Methods: The ontogeny of expression of OCT-3/4 was studied in 74 specimens of normal human gonads during development and in 58 samples of gonads from cases with testicular dysgenesis syndrome (TDS), including disorders of sex differentiation and malignant changes.
Results: OCT-3/4 expression was found in primordial germ cells during migration to the gonadal ridges and in the indifferent gonad. The expression in testes gradually decreased until approximately 20 weeks of gestation, and thereafter it was more rapidly down-regulated, but persisted in a few cells until 3-4 months of postnatal age, which coincides with the final differentiation of gonocytes into infantile spermatogonia. Subsequently, OCT-3/4 was not detected in normal testes. In the ovaries, OCT-3/4 was expressed in primordial oogonia, but was down-regulated in oocytes that formed primary follicles. The pattern of expression was heterogeneous in dysgenetic and intersex cases, with OCT-3/4-positive gonocytes detected in this series until 14 months of age. Visibly neoplastic gonadoblastoma and carcinoma in situ (CIS) expressed abundant OCT-3/4 regardless of the age.

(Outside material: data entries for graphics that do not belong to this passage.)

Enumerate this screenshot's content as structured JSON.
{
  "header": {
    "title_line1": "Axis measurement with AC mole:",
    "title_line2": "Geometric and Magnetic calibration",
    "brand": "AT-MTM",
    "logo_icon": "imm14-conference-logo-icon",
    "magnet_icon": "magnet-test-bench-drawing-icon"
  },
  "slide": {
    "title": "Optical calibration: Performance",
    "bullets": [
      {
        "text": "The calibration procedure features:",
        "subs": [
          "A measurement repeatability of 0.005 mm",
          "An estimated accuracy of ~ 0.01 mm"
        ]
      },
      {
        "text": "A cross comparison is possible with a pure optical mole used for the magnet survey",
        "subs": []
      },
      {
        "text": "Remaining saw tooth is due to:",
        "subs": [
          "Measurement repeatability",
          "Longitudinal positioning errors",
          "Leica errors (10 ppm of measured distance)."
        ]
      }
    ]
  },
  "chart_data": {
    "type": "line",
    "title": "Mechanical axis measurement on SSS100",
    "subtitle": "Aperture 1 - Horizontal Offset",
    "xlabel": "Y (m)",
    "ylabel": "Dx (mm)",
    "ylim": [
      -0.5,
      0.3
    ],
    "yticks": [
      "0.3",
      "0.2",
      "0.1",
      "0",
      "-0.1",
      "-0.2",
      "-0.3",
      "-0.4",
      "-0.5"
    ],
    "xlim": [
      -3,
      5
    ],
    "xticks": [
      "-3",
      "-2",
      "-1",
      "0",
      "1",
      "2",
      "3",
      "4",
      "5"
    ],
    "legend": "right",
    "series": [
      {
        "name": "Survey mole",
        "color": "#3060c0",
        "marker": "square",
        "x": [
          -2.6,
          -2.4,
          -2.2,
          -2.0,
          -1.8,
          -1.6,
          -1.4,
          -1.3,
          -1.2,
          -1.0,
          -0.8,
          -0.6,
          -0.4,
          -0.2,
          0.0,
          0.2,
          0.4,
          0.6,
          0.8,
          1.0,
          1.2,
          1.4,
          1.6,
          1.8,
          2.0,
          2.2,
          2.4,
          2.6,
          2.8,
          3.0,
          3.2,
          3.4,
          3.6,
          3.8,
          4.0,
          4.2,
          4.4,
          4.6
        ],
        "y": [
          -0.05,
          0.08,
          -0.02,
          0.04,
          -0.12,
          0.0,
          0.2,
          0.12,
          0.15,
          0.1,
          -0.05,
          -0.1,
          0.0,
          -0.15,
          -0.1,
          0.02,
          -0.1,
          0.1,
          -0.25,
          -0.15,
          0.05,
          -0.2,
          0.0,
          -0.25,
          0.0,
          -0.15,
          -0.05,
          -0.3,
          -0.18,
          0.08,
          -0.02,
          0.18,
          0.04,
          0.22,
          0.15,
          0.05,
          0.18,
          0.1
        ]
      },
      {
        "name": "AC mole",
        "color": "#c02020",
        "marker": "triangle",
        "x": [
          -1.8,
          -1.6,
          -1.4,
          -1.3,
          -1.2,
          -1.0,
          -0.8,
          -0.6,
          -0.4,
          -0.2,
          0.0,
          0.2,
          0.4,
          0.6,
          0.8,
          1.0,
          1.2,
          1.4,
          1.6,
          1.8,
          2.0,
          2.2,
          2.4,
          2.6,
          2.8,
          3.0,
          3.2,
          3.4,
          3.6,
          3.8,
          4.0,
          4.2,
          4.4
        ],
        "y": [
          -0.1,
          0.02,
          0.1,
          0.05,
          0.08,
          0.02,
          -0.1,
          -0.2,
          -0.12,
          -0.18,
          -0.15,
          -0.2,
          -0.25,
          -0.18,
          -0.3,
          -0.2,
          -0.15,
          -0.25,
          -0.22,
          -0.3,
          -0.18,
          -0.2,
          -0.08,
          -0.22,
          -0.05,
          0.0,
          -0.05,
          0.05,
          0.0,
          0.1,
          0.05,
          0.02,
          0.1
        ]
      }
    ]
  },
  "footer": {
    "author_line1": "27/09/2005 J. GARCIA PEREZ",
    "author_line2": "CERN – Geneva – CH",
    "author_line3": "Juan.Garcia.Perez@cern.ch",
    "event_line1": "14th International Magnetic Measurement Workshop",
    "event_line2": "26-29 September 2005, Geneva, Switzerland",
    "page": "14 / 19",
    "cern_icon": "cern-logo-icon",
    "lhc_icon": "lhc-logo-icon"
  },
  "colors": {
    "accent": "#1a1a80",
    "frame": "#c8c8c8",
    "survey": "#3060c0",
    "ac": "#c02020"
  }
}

Conclusions: In the human ovary, OCT-3/4 is silenced at the onset of the first meiotic prophase, whereas in the testis, down-regulation of OCT-3/4 is a gradual process associated with differentiation of gonocytes. This normal pattern of expression is disturbed in dysgenetic gonads, especially in rare intersex cases, thus increasing the risk of malignant transformation. The high abundance of OCT-3/4 in CIS cells is consistent with their early fetal origin and pluripotency.